Quote: BifrostWell,there are fully undead areas,but I mean levels that have many elements combined that don't have Undead features along. You have Battlefield with whirlwinds for the Air area and lava pools where the ground is unsafe, or Mystic Mill with the factory-styled houses, water streams and rocky archipelagos,but when it comes to Undead they only combine it inside its own isolated areas (spider pit in The Oracle,Undead areas in general,the levels mentioned). You never,say, go across the mines in Molekin Mountain and run into any wandering ghosts or fossils despite the place being pretty ancient,or find an abandoned house full of assorted spooks even if it's not the theme of the level(Wilikin Village had that as one of the many weird stuff and I give it credit for that). Just because they like to lurk in the shadows,doesn't mean we need to go to said shadows first to find them.

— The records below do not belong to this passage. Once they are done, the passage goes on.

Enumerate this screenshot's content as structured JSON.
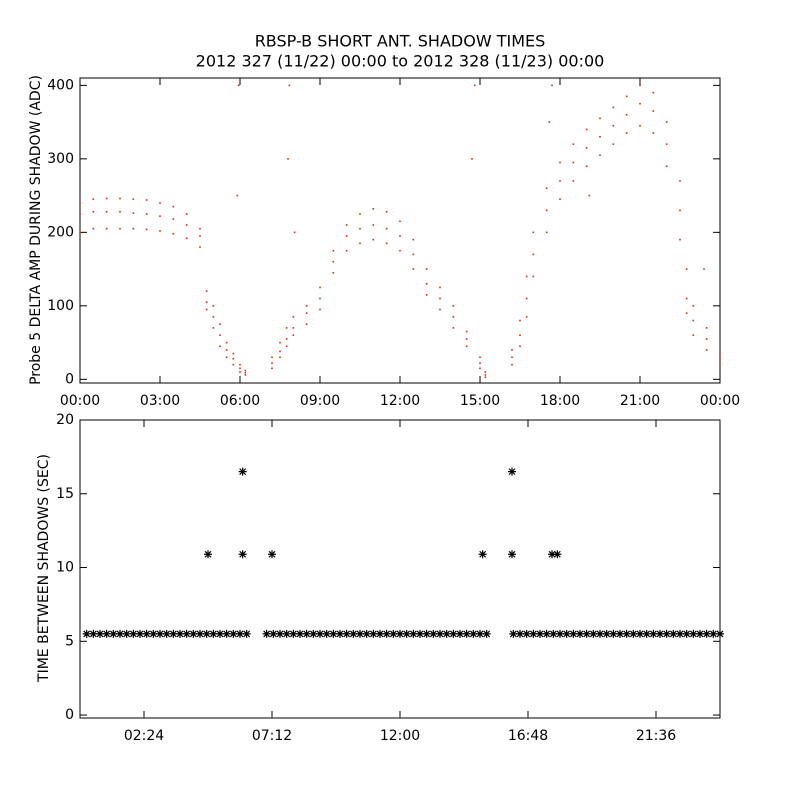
{
  "chart_data": [
    {
      "type": "scatter",
      "title": "RBSP-B SHORT ANT. SHADOW TIMES",
      "subtitle": "2012 327 (11/22) 00:00 to 2012 328 (11/23) 00:00",
      "y_label": "Probe 5 DELTA AMP DURING SHADOW (ADC)",
      "xlim": [
        0,
        24
      ],
      "ylim": [
        -5,
        410
      ],
      "xticks": [
        {
          "value": 0,
          "label": "00:00"
        },
        {
          "value": 3,
          "label": "03:00"
        },
        {
          "value": 6,
          "label": "06:00"
        },
        {
          "value": 9,
          "label": "09:00"
        },
        {
          "value": 12,
          "label": "12:00"
        },
        {
          "value": 15,
          "label": "15:00"
        },
        {
          "value": 18,
          "label": "18:00"
        },
        {
          "value": 21,
          "label": "21:00"
        },
        {
          "value": 24,
          "label": "00:00"
        }
      ],
      "yticks": [
        0,
        100,
        200,
        300,
        400
      ],
      "marker": "dot",
      "series": [
        {
          "color": "#dd2a0e",
          "x": [
            0,
            0,
            0,
            0.5,
            0.5,
            0.5,
            1,
            1,
            1,
            1.5,
            1.5,
            1.5,
            2,
            2,
            2,
            2.5,
            2.5,
            2.5,
            3,
            3,
            3,
            3.5,
            3.5,
            3.5,
            4,
            4,
            4,
            4.5,
            4.5,
            4.5,
            4.75,
            4.75,
            4.75,
            5,
            5,
            5,
            5.25,
            5.25,
            5.25,
            5.5,
            5.5,
            5.5,
            5.75,
            5.75,
            5.75,
            6,
            6,
            6,
            6.2,
            6.2,
            6.2,
            7.2,
            7.2,
            7.2,
            7.5,
            7.5,
            7.5,
            7.75,
            7.75,
            7.75,
            8,
            8,
            8,
            8.5,
            8.5,
            8.5,
            9,
            9,
            9,
            9.5,
            9.5,
            9.5,
            10,
            10,
            10,
            10.5,
            10.5,
            10.5,
            11,
            11,
            11,
            11.5,
            11.5,
            11.5,
            12,
            12,
            12,
            12.5,
            12.5,
            12.5,
            13,
            13,
            13,
            13.5,
            13.5,
            13.5,
            14,
            14,
            14,
            14.5,
            14.5,
            14.5,
            15,
            15,
            15,
            15.2,
            15.2,
            15.2,
            16.2,
            16.2,
            16.2,
            16.5,
            16.5,
            16.5,
            16.75,
            16.75,
            16.75,
            17,
            17,
            17,
            17.5,
            17.5,
            17.5,
            18,
            18,
            18,
            18.5,
            18.5,
            18.5,
            19,
            19,
            19,
            19.5,
            19.5,
            19.5,
            20,
            20,
            20,
            20.5,
            20.5,
            20.5,
            21,
            21,
            21,
            21.5,
            21.5,
            21.5,
            22,
            22,
            22,
            22.5,
            22.5,
            22.5,
            22.75,
            22.75,
            22.75,
            23,
            23,
            23,
            23.5,
            23.5,
            23.5,
            24,
            24,
            24,
            5.9,
            5.95,
            7.8,
            7.85,
            8.05,
            14.7,
            14.8,
            17.6,
            17.7,
            19.1,
            23.4
          ],
          "y": [
            240,
            225,
            200,
            245,
            228,
            205,
            246,
            228,
            205,
            246,
            228,
            205,
            245,
            226,
            205,
            244,
            225,
            204,
            240,
            222,
            202,
            235,
            218,
            198,
            225,
            210,
            192,
            205,
            195,
            180,
            120,
            105,
            95,
            100,
            85,
            70,
            75,
            60,
            45,
            50,
            40,
            30,
            35,
            28,
            20,
            20,
            15,
            10,
            12,
            9,
            6,
            30,
            22,
            15,
            50,
            38,
            30,
            70,
            55,
            45,
            85,
            70,
            60,
            100,
            90,
            75,
            125,
            110,
            95,
            175,
            160,
            145,
            210,
            195,
            175,
            225,
            205,
            185,
            232,
            210,
            190,
            228,
            205,
            185,
            215,
            195,
            175,
            190,
            170,
            150,
            150,
            130,
            115,
            125,
            110,
            95,
            100,
            85,
            70,
            65,
            55,
            45,
            30,
            22,
            15,
            10,
            6,
            3,
            40,
            30,
            20,
            80,
            60,
            45,
            140,
            110,
            85,
            200,
            170,
            140,
            260,
            230,
            200,
            295,
            270,
            245,
            320,
            295,
            270,
            340,
            315,
            290,
            355,
            330,
            305,
            370,
            345,
            320,
            385,
            360,
            335,
            400,
            375,
            345,
            390,
            365,
            335,
            350,
            320,
            290,
            270,
            230,
            190,
            150,
            110,
            90,
            100,
            80,
            60,
            70,
            55,
            40,
            35,
            28,
            20,
            250,
            400,
            300,
            400,
            200,
            300,
            400,
            350,
            400,
            250,
            150
          ]
        }
      ]
    },
    {
      "type": "scatter",
      "y_label": "TIME BETWEEN SHADOWS (SEC)",
      "xlim": [
        0,
        24
      ],
      "ylim": [
        -0.2,
        20
      ],
      "xticks": [
        {
          "value": 2.4,
          "label": "02:24"
        },
        {
          "value": 7.2,
          "label": "07:12"
        },
        {
          "value": 12,
          "label": "12:00"
        },
        {
          "value": 16.8,
          "label": "16:48"
        },
        {
          "value": 21.6,
          "label": "21:36"
        }
      ],
      "yticks": [
        0,
        5,
        10,
        15,
        20
      ],
      "marker": "asterisk",
      "series": [
        {
          "color": "#000000",
          "x": [
            0.25,
            0.5,
            0.75,
            1,
            1.25,
            1.5,
            1.75,
            2,
            2.25,
            2.5,
            2.75,
            3,
            3.25,
            3.5,
            3.75,
            4,
            4.25,
            4.5,
            4.75,
            5,
            5.25,
            5.5,
            5.75,
            6,
            6.25,
            7,
            7.25,
            7.5,
            7.75,
            8,
            8.25,
            8.5,
            8.75,
            9,
            9.25,
            9.5,
            9.75,
            10,
            10.25,
            10.5,
            10.75,
            11,
            11.25,
            11.5,
            11.75,
            12,
            12.25,
            12.5,
            12.75,
            13,
            13.25,
            13.5,
            13.75,
            14,
            14.25,
            14.5,
            14.75,
            15,
            15.25,
            16.25,
            16.5,
            16.75,
            17,
            17.25,
            17.5,
            17.75,
            18,
            18.25,
            18.5,
            18.75,
            19,
            19.25,
            19.5,
            19.75,
            20,
            20.25,
            20.5,
            20.75,
            21,
            21.25,
            21.5,
            21.75,
            22,
            22.25,
            22.5,
            22.75,
            23,
            23.25,
            23.5,
            23.75,
            24,
            4.8,
            6.1,
            6.1,
            7.2,
            15.1,
            16.2,
            16.2,
            17.7,
            17.9
          ],
          "y": [
            5.5,
            5.5,
            5.5,
            5.5,
            5.5,
            5.5,
            5.5,
            5.5,
            5.5,
            5.5,
            5.5,
            5.5,
            5.5,
            5.5,
            5.5,
            5.5,
            5.5,
            5.5,
            5.5,
            5.5,
            5.5,
            5.5,
            5.5,
            5.5,
            5.5,
            5.5,
            5.5,
            5.5,
            5.5,
            5.5,
            5.5,
            5.5,
            5.5,
            5.5,
            5.5,
            5.5,
            5.5,
            5.5,
            5.5,
            5.5,
            5.5,
            5.5,
            5.5,
            5.5,
            5.5,
            5.5,
            5.5,
            5.5,
            5.5,
            5.5,
            5.5,
            5.5,
            5.5,
            5.5,
            5.5,
            5.5,
            5.5,
            5.5,
            5.5,
            5.5,
            5.5,
            5.5,
            5.5,
            5.5,
            5.5,
            5.5,
            5.5,
            5.5,
            5.5,
            5.5,
            5.5,
            5.5,
            5.5,
            5.5,
            5.5,
            5.5,
            5.5,
            5.5,
            5.5,
            5.5,
            5.5,
            5.5,
            5.5,
            5.5,
            5.5,
            5.5,
            5.5,
            5.5,
            5.5,
            5.5,
            5.5,
            10.9,
            16.5,
            10.9,
            10.9,
            10.9,
            16.5,
            10.9,
            10.9,
            10.9
          ]
        }
      ]
    }
  ]
}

Even Golden Desert,which was full of undead folk, had them come out of convenient tombs instead of running into those tombs by chance.
Oh, I got it now!
You mean, there are areas where you can see features from other Elements (like rocks or crystals for Earth, puddles of water or shells, for Water, lava and craters for Fire) but only a few have some Undead related things.
Yes, it's true.
SA really had a lot of elemental features directly fused with the environments, without the use of Elemental Gates.
In fact, why use Elemental Gates?
Why can't they simply put certain elemental hazards, that only Skylanders from the same Element can get past (crystals that only Earth Skylanders can destroy, lava rivers for Fire, deep lakes for Water)?
They would bend better with the levels, and would work in the same way.
It would require a lot more level design effort, but the results would be incredible.